# sailfish caught on avon pier



## js1172 (Jun 5, 2012)

anyone have pics?
js


----------



## Drumdum (Jan 6, 2003)

Small sail,but a sail nonetheless... John Kayne caught him.. Knowing John,and knowing there was a full moon involved at the time,doubt he was after a sailfish,more like a big "silverfish"... Kayne be one pinrigging sumbeetch fer sure...


----------



## Loner (Sep 9, 2009)

...while there haven't been any Tarpon to speak of this year.....(1 on Jollys and 3 on Bogue Inlet) the moon and the NE wind have em headed back south....
Met John on Frisco Pier and was totally impressed with his knowledge.......he could have fished down here......IF HE WERE WILLING TO CATCH SMALLER FISH!!!
DD is that 3 regulation sailfish from Piers in NC???...I know about all those little plugging sails...


----------



## js1172 (Jun 5, 2012)

thanks ken, read about it on one page but heard zero else about it, called gary shuey to see if he heard anything but he hasn't called me back yet.
js


----------



## cooper138 (Aug 8, 2012)

Talked to a lady who went to the pier today, she said that it was like 2 or 3 feet.


----------



## Drumbeater (Jul 18, 2010)

hey guys, there is a pic on their FB page I believe, little bitty thing but still cool none the less


----------



## Drumdum (Jan 6, 2003)

Loner said:


> ...while there haven't been any Tarpon to speak of this year.....(1 on Jollys and 3 on Bogue Inlet) the moon and the NE wind have em headed back south....
> Met John on Frisco Pier and was totally impressed with his knowledge.......he could have fished down here......IF HE WERE WILLING TO CATCH SMALLER FISH!!!
> DD is that 3 regulation sailfish from Piers in NC???...I know about all those little plugging sails...

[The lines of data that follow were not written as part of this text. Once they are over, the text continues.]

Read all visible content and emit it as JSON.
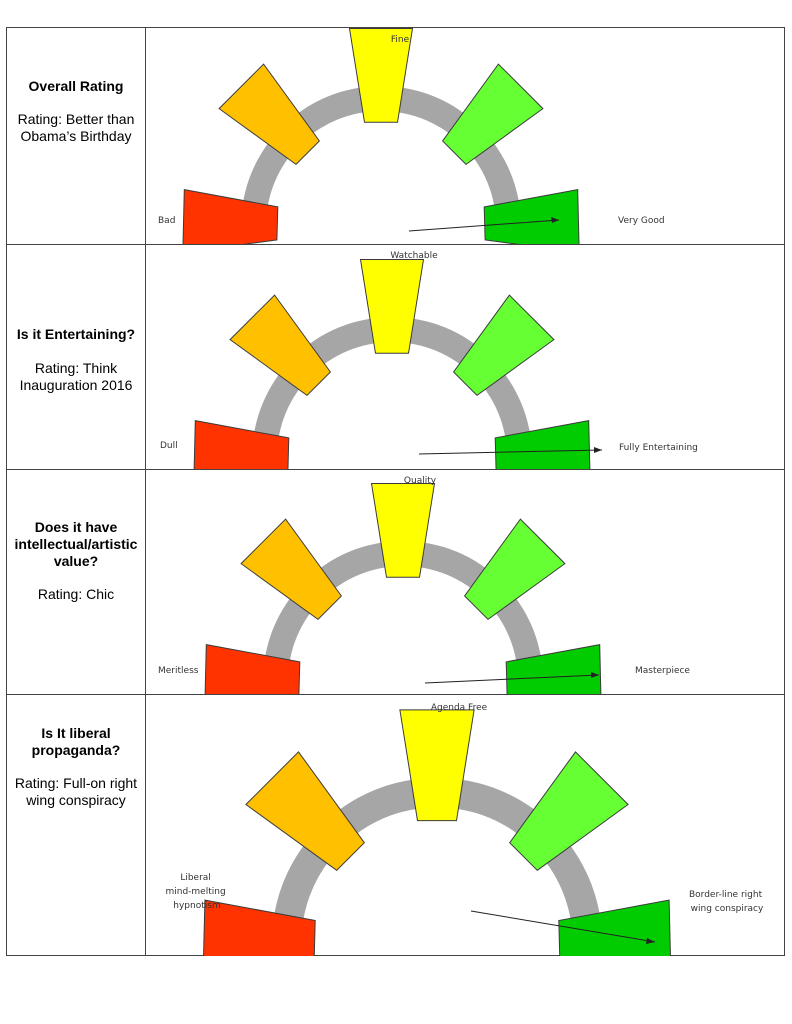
{
  "rows": [
    {
      "question": "Overall Rating",
      "rating": "Rating: Better than Obama’s Birthday",
      "gauge": {
        "top": "Fine",
        "left": "Bad",
        "right": "Very Good"
      }
    },
    {
      "question": "Is it Entertaining?",
      "rating": "Rating: Think Inauguration 2016",
      "gauge": {
        "top": "Watchable",
        "left": "Dull",
        "right": "Fully Entertaining"
      }
    },
    {
      "question": "Does it have intellectual/artistic value?",
      "rating": "Rating: Chic",
      "gauge": {
        "top": "Quality",
        "left": "Meritless",
        "right": "Masterpiece"
      }
    },
    {
      "question": "Is It liberal propaganda?",
      "rating": "Rating: Full-on right wing conspiracy",
      "gauge": {
        "top": "Agenda Free",
        "left": [
          "Liberal",
          "mind-melting",
          "hypnotism"
        ],
        "right": [
          "Border-line right",
          "wing conspiracy"
        ]
      }
    }
  ],
  "gauge_colors": [
    "#ff3300",
    "#ffc000",
    "#ffff00",
    "#66ff33",
    "#00cc00"
  ],
  "gauge_backdrop": "#a6a6a6"
}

 Loner,Kaine was fishing back when I used to fish Frisco and we actually caught kings with many tarpon around as well.. He was a youngen back then,but he's a heck of a pinrig fisherman nowadays.. Not sure how many of the "regulation sailfish" piers up here have caught,I'm sure ya'll have put quite a few on the decks down there though...


----------



## Loner (Sep 9, 2009)

...nope..the KITTY HAWK fish and the ANGELO DEPAOLA sail are still the only 2 I know of.......I have seen free-jumping sails off the old Dolphin in nasty august......


----------



## speckhunter80 (Oct 3, 2011)

Pic is on Facebook looks to be about 18" long


----------